Not cornering a snake is always a concern, but once Putin is trapped in a losing circumstance, the nukes don't fix it, but make it harder and more costly to escape.
Pundits and 'experts' talk more and more about it becoming a stalemate, and it's a pretty good possibility that stalemate will seriously settle in along a contact line not tremendously different from what it was at the start of the invasion. In that circumstance Putin could find an exit opportunity by declaring the operation successful in the liberation of the pro-Russian separatist areas. That sort of result might be just a few months away.

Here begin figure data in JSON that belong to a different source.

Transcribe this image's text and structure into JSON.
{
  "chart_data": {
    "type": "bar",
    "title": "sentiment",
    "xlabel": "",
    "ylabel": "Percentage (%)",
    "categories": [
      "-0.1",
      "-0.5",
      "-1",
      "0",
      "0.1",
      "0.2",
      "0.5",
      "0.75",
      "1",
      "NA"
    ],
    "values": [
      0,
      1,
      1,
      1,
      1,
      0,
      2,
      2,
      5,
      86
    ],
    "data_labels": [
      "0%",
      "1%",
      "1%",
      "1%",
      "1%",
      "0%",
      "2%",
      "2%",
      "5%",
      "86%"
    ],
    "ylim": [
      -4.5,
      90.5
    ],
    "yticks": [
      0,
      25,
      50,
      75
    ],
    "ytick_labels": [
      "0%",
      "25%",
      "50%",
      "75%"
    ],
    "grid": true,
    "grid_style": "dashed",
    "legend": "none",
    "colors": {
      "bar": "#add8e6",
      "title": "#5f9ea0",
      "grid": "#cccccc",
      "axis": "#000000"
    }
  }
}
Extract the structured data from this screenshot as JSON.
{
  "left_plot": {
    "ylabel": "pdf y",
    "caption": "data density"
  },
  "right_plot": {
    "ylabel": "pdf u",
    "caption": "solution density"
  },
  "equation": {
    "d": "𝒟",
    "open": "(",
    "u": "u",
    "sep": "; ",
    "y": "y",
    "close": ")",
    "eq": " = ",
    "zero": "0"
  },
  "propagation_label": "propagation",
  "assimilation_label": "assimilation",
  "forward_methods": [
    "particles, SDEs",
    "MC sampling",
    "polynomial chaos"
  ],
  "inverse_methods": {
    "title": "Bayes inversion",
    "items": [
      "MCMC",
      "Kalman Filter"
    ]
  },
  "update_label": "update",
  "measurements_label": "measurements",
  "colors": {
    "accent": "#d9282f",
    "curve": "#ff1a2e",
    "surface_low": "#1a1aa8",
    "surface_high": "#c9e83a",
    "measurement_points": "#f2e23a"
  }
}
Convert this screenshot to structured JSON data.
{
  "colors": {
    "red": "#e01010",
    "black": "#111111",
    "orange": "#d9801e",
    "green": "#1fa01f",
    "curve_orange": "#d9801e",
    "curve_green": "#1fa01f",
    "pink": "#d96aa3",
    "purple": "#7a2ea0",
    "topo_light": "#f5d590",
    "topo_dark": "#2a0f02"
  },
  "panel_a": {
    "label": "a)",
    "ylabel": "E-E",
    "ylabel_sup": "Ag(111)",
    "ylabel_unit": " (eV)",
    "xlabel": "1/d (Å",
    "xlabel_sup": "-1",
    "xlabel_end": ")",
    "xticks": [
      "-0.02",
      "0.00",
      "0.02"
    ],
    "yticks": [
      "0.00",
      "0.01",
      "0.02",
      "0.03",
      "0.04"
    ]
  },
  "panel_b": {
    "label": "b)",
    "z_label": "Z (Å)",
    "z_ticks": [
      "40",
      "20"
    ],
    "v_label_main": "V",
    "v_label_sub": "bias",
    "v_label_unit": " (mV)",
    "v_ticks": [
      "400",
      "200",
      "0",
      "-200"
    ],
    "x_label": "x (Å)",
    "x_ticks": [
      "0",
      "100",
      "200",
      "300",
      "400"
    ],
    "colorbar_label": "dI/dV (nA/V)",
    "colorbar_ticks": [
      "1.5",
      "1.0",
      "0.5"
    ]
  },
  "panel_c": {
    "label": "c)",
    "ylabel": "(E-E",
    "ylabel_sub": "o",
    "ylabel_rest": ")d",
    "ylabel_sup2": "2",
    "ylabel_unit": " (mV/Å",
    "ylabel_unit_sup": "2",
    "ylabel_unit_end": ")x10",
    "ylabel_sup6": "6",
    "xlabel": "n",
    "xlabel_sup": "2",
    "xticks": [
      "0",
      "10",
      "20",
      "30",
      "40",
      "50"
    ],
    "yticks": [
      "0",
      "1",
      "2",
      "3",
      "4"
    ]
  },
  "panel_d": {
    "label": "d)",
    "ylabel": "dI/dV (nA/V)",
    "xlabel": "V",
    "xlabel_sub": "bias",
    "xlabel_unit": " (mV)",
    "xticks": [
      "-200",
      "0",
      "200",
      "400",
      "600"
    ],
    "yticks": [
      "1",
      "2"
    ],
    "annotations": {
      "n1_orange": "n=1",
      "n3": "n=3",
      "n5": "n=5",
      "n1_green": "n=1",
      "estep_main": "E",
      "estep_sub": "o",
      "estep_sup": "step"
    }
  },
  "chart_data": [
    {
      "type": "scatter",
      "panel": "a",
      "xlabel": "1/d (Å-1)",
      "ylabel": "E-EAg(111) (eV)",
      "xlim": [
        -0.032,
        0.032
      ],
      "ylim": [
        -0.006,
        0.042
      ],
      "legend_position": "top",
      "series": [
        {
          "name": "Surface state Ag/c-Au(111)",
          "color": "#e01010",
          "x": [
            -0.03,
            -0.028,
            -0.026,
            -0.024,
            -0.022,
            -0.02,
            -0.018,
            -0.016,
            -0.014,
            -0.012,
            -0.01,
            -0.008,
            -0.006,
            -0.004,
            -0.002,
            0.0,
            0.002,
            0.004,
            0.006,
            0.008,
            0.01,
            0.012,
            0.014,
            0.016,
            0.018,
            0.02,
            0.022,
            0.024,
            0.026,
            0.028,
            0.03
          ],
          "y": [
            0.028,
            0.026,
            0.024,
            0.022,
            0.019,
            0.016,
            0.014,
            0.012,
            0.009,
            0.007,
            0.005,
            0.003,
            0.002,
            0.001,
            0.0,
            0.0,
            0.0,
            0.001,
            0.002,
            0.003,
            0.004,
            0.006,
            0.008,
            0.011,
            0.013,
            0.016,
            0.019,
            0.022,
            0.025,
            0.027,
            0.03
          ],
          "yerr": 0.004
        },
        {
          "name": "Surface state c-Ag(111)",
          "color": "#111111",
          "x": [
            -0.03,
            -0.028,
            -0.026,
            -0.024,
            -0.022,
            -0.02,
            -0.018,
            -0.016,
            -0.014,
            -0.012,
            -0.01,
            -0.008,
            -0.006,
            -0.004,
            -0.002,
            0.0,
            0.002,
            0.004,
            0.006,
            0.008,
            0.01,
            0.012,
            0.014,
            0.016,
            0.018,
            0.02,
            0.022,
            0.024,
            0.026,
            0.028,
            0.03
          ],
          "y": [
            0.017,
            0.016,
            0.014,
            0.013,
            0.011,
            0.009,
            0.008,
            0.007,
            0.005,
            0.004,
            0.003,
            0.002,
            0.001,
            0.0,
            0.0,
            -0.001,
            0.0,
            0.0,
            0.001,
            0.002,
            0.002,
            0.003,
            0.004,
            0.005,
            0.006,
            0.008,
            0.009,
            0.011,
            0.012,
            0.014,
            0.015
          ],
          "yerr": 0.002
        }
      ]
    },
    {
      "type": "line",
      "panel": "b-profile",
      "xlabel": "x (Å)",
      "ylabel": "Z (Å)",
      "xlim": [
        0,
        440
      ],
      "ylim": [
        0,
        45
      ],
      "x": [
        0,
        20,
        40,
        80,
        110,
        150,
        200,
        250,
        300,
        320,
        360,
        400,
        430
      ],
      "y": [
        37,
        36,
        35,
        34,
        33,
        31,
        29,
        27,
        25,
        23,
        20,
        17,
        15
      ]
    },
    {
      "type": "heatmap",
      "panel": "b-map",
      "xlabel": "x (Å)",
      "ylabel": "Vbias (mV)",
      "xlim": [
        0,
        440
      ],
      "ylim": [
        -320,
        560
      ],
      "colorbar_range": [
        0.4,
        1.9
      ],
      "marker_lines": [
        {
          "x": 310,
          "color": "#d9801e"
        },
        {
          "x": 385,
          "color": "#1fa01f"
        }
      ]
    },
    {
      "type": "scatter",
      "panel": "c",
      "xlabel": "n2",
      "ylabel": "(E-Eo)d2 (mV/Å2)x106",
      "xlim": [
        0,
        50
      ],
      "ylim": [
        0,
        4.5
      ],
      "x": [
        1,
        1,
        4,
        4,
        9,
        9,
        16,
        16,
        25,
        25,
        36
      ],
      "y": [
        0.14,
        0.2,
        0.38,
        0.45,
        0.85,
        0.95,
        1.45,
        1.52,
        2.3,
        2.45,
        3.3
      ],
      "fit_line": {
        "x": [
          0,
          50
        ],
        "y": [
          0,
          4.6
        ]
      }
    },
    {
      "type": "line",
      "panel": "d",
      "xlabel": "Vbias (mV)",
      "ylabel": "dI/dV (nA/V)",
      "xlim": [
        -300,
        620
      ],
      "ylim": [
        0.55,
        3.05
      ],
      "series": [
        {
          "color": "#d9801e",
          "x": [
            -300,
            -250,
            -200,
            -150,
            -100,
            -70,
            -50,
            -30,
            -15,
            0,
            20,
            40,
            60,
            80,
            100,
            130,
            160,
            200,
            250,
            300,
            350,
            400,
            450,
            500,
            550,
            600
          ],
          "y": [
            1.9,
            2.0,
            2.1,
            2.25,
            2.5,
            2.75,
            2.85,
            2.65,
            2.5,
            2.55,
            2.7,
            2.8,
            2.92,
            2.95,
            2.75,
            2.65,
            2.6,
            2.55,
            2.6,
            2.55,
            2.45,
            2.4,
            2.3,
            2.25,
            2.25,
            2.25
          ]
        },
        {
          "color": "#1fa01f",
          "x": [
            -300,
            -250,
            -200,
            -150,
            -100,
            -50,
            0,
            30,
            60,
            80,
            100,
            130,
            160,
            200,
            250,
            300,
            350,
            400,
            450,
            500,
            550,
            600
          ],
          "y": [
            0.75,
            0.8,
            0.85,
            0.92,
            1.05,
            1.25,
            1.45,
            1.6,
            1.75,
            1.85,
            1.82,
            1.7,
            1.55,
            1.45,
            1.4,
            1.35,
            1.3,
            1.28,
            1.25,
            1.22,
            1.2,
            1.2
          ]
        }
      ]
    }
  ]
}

All that depends on 1) Ukraine being able to fight back to near the original contact line and holding it (they seem capable of doing that if supplied with war materials from the West) and 2) Ukraine accepting the loss of the separatist areas in the east and northern shore of the Sea of Azov.
But the Russian war atrocities to date present a huge problem, it's going to be hard for Ukraine to end the war with a cease fire and treaty with the nation whose 'special operation' victimized it in an encyclopedic collection of war crimes.
Lighting off nukes in Ukraine (or elsewhere) makes those atrocities all the worse. International punishment would be extremely severe, likely making the Treaty of Versailles look like a parking ticket, and leaving Russia downsized physically and economically in the same way as Austro Hungary was after WWI.